Lo primero que impacta es el contraste. Para los que venimos de la ciudad, esa cabaña “de vidrio” inmersa en el centro del paisaje
resulta una especie de alucinación. A la variedad de árboles se le suma el coro de las cotorras, las palomas, los teros... Y la calidad de la luz, que va cambiando a medida que transcurre el día para anclarse en un fulgor de tonos naranjas durante el interminable anochecer sobre el arroyo.
La cabaña Luna de Abril, construida de madera y vidrio, se vuelve una vidriera a través de la cuál es posible contemplar el entorno en
un arco de trescientos sesenta grados: hacia donde se mire se verá un tono de verde, un tornasol de luz, una impresión cromática imposible de describir. Pululan las puertas que comunican todos los ambientes, los detalles de buen gusto, la limpieza y el equipamiento más que suficiente para que la estadía se convierta en un disfrutar continuo. Con su piscina y su deck hacia el arroyo, los colibríes verdes y azules, el sonido de los álamos, es imposible no relajarse, no pensar en nada, no preguntarse si realmente uno tiene ganas de volverse a la ciudad. Por la noche, el silencio profundo parece provenir de la cantidad inusitada de estrellas que parecen
evolucionar alrededor de Claromecó en un devenir infinito.

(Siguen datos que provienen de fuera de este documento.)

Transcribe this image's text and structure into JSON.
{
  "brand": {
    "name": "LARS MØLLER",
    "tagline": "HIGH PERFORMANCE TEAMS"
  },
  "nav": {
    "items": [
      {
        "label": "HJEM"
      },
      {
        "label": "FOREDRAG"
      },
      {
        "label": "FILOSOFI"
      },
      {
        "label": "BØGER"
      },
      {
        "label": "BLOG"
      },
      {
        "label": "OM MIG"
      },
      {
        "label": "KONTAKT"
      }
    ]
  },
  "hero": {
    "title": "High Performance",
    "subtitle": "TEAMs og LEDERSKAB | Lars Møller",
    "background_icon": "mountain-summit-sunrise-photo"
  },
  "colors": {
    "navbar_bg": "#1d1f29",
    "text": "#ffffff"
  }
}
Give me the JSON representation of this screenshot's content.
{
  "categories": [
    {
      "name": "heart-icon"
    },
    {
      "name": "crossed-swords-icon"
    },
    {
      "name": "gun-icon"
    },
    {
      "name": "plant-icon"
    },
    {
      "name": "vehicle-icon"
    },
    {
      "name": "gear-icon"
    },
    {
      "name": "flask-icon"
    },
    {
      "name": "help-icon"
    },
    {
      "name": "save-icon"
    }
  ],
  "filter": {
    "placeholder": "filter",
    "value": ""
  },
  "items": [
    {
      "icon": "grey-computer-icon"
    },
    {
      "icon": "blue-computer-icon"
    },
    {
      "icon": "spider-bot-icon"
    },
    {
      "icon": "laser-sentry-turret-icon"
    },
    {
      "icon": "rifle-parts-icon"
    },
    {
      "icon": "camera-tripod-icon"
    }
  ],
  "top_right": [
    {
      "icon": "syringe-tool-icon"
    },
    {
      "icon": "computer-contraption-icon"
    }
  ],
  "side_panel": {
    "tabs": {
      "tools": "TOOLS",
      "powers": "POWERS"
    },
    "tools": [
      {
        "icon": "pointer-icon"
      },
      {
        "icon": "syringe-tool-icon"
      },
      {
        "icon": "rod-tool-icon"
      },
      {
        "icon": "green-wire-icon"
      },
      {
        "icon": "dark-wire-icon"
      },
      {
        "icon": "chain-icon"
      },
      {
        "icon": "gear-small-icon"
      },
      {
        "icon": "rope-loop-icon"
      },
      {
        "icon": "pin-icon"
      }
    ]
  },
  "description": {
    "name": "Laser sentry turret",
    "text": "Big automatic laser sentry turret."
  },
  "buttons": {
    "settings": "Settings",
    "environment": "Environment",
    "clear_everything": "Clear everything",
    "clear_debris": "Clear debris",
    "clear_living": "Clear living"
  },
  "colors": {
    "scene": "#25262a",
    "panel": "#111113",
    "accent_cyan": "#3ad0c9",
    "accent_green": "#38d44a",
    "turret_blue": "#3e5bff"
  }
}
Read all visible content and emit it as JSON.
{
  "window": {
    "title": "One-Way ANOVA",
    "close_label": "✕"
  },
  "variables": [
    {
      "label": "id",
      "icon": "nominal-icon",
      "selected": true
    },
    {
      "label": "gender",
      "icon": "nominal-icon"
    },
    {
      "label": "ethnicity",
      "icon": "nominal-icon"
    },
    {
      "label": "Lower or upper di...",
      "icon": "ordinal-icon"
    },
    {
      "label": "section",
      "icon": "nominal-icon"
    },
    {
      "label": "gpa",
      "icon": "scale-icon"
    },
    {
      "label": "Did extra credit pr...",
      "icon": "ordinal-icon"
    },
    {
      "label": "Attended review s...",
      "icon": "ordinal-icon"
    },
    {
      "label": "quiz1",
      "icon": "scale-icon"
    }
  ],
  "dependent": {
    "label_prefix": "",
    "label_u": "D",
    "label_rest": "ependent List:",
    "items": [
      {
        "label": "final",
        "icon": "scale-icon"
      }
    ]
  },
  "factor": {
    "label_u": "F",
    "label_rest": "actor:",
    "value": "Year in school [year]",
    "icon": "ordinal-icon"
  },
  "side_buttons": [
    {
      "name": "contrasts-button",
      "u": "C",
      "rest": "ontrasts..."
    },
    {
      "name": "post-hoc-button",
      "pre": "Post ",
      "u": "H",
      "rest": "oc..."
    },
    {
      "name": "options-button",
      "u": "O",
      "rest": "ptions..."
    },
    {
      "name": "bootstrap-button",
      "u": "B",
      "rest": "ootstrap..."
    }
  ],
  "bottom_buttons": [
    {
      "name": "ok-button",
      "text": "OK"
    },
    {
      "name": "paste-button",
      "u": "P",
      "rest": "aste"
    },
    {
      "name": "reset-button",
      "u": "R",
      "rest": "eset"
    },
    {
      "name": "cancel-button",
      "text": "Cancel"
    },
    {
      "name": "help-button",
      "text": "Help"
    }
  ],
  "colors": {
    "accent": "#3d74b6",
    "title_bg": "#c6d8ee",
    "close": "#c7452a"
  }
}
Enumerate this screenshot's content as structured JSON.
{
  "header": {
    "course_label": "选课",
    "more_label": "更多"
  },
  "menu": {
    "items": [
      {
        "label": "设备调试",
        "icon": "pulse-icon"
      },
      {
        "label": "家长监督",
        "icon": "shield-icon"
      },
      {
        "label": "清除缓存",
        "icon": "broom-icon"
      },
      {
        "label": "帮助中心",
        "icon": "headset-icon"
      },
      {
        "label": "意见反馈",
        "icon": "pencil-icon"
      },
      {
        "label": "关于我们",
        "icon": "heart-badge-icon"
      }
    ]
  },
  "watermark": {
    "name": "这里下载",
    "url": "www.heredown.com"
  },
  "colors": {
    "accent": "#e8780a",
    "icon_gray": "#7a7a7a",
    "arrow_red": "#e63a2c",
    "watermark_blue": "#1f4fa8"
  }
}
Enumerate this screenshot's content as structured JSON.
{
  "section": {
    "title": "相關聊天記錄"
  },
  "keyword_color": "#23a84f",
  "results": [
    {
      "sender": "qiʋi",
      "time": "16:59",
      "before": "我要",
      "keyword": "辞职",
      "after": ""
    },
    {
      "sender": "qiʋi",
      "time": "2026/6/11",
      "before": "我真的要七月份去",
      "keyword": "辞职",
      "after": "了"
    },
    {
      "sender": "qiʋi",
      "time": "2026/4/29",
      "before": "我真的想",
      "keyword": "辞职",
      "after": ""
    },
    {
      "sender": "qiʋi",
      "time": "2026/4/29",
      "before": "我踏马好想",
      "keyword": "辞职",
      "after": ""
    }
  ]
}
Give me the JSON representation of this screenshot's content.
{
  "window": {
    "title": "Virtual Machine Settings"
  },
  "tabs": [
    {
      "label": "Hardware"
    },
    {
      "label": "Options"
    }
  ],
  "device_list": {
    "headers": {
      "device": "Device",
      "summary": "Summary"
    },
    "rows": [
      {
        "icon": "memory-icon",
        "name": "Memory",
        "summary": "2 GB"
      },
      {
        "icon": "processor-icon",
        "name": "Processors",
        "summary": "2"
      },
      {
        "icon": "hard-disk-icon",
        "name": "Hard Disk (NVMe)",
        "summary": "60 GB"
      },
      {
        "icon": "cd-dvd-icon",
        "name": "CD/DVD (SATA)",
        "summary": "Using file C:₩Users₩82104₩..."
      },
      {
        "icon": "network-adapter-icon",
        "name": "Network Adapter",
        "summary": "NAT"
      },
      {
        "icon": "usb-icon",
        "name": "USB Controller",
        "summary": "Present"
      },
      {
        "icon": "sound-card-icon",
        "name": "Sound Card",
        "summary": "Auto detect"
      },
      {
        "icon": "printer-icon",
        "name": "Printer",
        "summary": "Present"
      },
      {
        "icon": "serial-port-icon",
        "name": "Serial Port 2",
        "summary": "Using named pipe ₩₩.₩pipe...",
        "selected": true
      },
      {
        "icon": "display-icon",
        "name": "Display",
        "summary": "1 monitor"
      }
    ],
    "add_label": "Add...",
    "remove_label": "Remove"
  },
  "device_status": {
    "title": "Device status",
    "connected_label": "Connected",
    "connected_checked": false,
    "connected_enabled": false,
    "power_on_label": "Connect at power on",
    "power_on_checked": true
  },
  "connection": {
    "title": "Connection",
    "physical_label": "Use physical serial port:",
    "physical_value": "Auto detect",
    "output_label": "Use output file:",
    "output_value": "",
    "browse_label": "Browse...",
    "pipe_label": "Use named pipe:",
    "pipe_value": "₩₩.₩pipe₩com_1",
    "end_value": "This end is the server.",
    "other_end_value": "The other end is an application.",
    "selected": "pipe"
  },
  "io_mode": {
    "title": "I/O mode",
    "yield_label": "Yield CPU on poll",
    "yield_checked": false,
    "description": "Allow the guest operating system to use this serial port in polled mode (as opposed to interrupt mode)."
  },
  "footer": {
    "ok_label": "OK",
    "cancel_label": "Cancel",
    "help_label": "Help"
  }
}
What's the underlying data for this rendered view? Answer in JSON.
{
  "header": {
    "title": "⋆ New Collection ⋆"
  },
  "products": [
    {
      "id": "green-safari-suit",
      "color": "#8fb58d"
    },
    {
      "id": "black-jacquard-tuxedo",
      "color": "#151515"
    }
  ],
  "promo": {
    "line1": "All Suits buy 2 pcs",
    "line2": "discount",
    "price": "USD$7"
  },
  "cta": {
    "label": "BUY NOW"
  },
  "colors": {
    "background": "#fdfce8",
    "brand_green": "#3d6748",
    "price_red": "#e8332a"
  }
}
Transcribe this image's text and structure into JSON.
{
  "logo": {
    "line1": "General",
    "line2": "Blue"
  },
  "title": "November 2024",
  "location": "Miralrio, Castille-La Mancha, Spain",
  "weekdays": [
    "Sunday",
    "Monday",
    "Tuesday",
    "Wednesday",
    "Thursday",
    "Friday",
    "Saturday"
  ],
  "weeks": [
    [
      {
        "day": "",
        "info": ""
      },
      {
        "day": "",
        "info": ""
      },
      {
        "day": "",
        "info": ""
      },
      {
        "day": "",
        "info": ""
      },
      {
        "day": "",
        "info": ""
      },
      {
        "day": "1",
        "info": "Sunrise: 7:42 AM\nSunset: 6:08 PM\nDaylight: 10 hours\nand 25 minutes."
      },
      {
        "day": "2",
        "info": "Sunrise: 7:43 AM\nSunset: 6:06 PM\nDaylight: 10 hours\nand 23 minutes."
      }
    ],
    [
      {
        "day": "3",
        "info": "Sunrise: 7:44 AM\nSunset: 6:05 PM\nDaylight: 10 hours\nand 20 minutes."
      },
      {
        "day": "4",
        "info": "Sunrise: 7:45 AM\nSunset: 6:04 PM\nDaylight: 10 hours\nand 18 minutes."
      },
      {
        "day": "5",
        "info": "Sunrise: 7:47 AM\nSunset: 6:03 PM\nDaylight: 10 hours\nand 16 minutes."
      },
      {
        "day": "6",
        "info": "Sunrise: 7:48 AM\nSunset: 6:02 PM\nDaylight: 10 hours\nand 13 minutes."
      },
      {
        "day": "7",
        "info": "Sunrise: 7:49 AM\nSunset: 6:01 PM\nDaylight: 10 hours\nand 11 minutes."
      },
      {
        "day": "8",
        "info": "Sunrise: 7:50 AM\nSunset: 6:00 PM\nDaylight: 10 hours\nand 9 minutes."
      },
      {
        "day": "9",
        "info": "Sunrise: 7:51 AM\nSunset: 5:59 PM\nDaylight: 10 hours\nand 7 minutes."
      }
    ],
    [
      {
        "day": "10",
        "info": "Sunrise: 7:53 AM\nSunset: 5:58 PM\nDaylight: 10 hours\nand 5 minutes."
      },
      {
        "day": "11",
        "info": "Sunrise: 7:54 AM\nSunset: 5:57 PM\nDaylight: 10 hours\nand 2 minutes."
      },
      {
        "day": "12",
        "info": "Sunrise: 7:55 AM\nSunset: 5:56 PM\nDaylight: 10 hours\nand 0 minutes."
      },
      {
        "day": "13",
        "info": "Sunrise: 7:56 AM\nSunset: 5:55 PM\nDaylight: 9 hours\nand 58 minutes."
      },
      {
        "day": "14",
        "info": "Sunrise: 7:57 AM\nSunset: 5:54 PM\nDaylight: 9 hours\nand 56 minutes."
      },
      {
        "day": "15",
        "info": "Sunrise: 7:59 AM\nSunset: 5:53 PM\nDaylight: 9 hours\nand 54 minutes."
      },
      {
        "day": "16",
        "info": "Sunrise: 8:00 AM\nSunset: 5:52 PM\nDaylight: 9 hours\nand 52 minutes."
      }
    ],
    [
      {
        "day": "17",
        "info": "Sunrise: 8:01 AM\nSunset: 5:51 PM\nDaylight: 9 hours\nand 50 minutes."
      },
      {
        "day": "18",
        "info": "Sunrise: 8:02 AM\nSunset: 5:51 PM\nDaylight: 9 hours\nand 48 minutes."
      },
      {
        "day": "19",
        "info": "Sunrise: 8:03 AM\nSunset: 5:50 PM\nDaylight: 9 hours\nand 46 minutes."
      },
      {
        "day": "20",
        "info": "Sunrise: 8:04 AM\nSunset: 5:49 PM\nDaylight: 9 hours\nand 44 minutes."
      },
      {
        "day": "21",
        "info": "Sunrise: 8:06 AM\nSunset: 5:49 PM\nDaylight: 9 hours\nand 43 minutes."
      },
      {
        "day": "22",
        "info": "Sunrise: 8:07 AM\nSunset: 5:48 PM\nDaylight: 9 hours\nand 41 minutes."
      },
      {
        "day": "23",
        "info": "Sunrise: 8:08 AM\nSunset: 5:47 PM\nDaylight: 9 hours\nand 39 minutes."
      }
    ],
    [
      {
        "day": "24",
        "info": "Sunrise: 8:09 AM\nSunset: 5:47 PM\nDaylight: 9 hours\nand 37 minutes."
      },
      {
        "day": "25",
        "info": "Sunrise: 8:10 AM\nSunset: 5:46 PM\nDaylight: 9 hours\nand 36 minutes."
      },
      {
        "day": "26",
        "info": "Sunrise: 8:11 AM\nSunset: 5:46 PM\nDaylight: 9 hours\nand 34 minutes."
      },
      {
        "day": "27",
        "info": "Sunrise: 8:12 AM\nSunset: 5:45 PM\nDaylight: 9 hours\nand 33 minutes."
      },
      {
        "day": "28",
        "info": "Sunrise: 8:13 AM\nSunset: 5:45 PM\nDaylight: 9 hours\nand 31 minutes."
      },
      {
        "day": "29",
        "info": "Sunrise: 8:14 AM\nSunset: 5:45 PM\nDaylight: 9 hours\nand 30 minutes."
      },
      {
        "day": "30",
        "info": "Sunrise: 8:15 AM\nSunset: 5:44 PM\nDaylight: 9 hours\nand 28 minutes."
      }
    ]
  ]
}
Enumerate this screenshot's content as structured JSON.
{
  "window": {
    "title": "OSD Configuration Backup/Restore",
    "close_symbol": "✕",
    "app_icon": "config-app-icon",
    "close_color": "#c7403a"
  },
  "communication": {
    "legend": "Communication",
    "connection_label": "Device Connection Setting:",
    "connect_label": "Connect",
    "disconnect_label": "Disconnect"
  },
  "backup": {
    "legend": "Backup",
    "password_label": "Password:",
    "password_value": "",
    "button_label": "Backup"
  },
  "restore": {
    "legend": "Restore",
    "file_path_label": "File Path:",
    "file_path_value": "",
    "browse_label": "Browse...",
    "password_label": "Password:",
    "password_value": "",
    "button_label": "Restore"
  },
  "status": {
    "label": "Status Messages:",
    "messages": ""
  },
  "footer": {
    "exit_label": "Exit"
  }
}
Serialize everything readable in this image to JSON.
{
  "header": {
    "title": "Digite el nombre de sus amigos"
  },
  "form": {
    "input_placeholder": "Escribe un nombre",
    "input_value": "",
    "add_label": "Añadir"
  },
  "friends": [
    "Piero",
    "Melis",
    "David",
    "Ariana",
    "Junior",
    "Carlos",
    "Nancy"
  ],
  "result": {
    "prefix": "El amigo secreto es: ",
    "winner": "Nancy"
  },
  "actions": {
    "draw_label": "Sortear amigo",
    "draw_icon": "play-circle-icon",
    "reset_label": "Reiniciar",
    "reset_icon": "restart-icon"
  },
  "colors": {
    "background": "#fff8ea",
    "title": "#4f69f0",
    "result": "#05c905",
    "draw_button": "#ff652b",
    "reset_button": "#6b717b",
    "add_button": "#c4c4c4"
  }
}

Un capítulo aparte es la calidez de la gente que atiende el predio.
La buena onda y disposición permanentes de Eduardo y su mujer,
de los vecinos incluso, que hacen que la estadía resulte entrañable, además de placentera.
Uno de esos lugares que ya provocan las ganas -y la certeza- de que se volverá antes incluso de haberlos dejado. Un verdadero
gusto descubrir que aún quedan lugares así, donde uno sabe que puede refugiarse cuando se vuelven hostiles los avatares de la ciudad.